Разведчики потащили пленного дальше, в тыл, и через минуту их уже не было слышно.
А Дёмин остался.
Он подождал, пока свои уйдут, потом присел передо мной на корточки и уставился в упор.
— Ковалёв.
— Я.
— Ты как узнал?
— Догадался.
— Не врать. — Он не повысил голоса, но что-то в нём переменилось. — Я на нейтралке четвёртый год. Четвёртый, слышишь? Я по ней хожу как ты по деревне своей. Я бы по этому проходу пошёл и всех повёл, и мы бы там все и остались, и я бы даже не понял, на чём.
Я посмотрел ему в глаза.
— У них есть человек, Дёмин. Который ставит не на дурака. Который ставит на умного.
Он долго молчал.
— Ох ты, — выговорил наконец. — Ох ты, мать честная.
Потом полез за пазуху, повозился там и вытащил часы.

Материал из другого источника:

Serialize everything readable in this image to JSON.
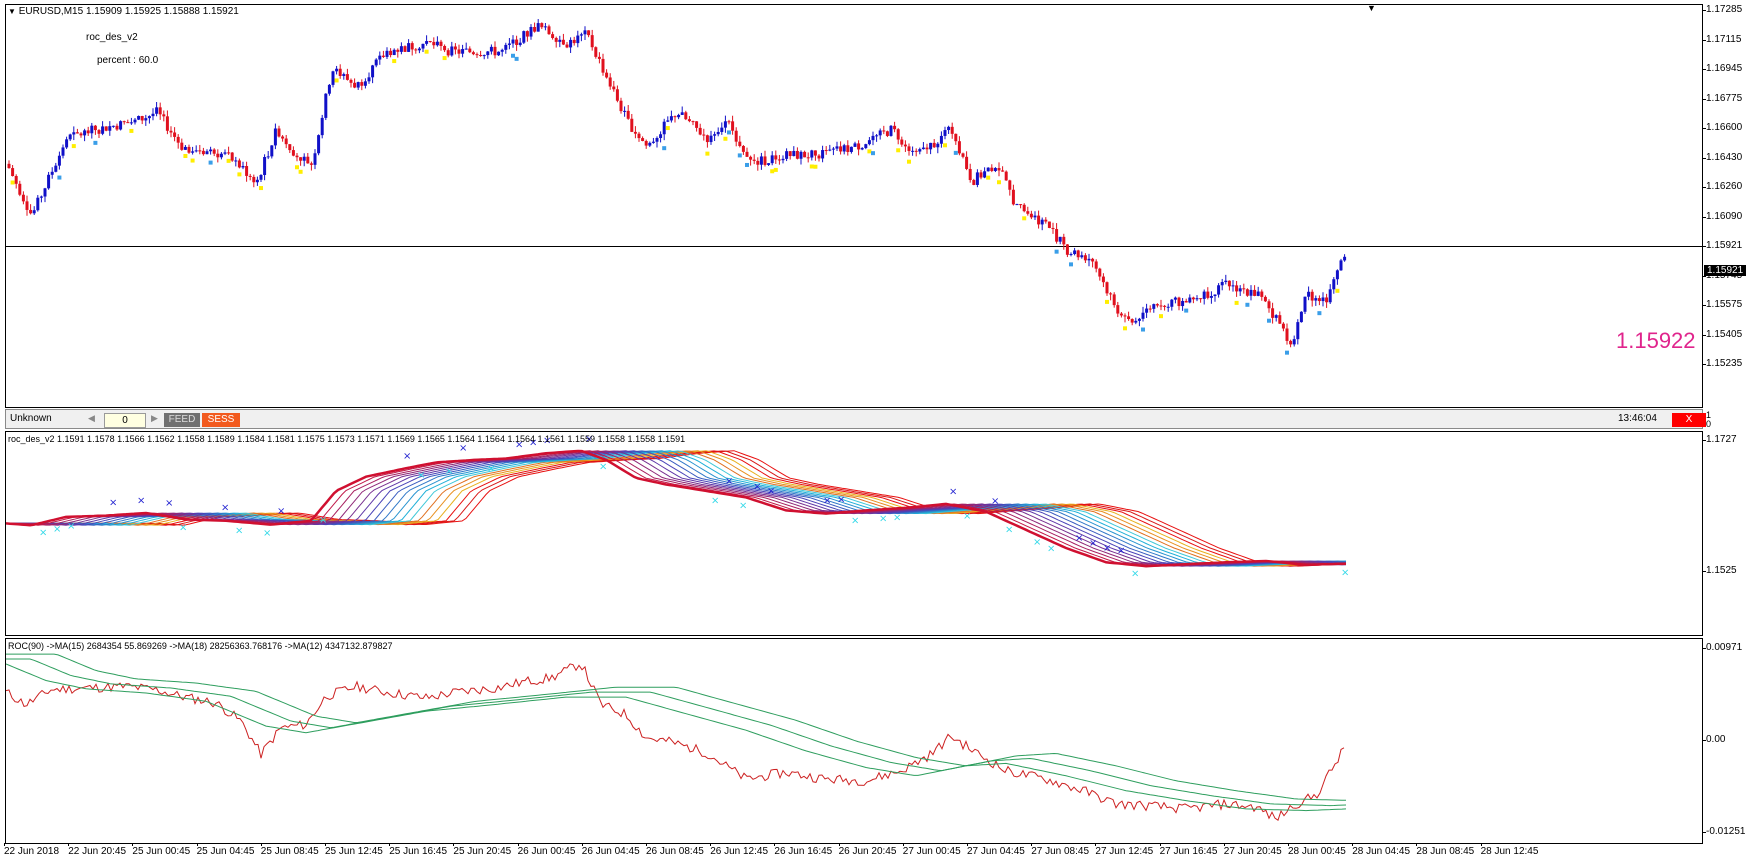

Наручные. Немецкие, на потёртом кожаном ремешке, с помутневшим стеклом и светящимися точками на циферблате.
— Держи.
— Дёмин, ты чего.
— Держи, тебе говорю.
— Не возьму.
— Возьмёшь. — Он сунул их мне в ладонь и сжал мои пальцы своими, как крышку закрывают. — Ты, Ковалёв, вот чего не понимаешь. Я тебе их не в подарок даю. Я их тебе даю, потому что сапёру часы нужнее, чем разведке, а у тебя, я гляжу, ничего нету, ты по звёздам время смотришь.
— У меня и правда нету.
— Ну вот. — Он поднялся, отряхнул колени. — И вот ещё чего. Я тебе теперь должен. Ты запомни это как следует, потому что я запомню.
— Да брось.
— Не брошу. — Дёмин закинул автомат на плечо. — У меня, Ковалёв, знаешь как? Я долгов не забываю, ни своих, ни чужих. Ежели тебе чего надо будет — ты меня найди. Не через начальство, а сам найди и скажи. Я не спрошу зачем, — добавил он, а затем ушел.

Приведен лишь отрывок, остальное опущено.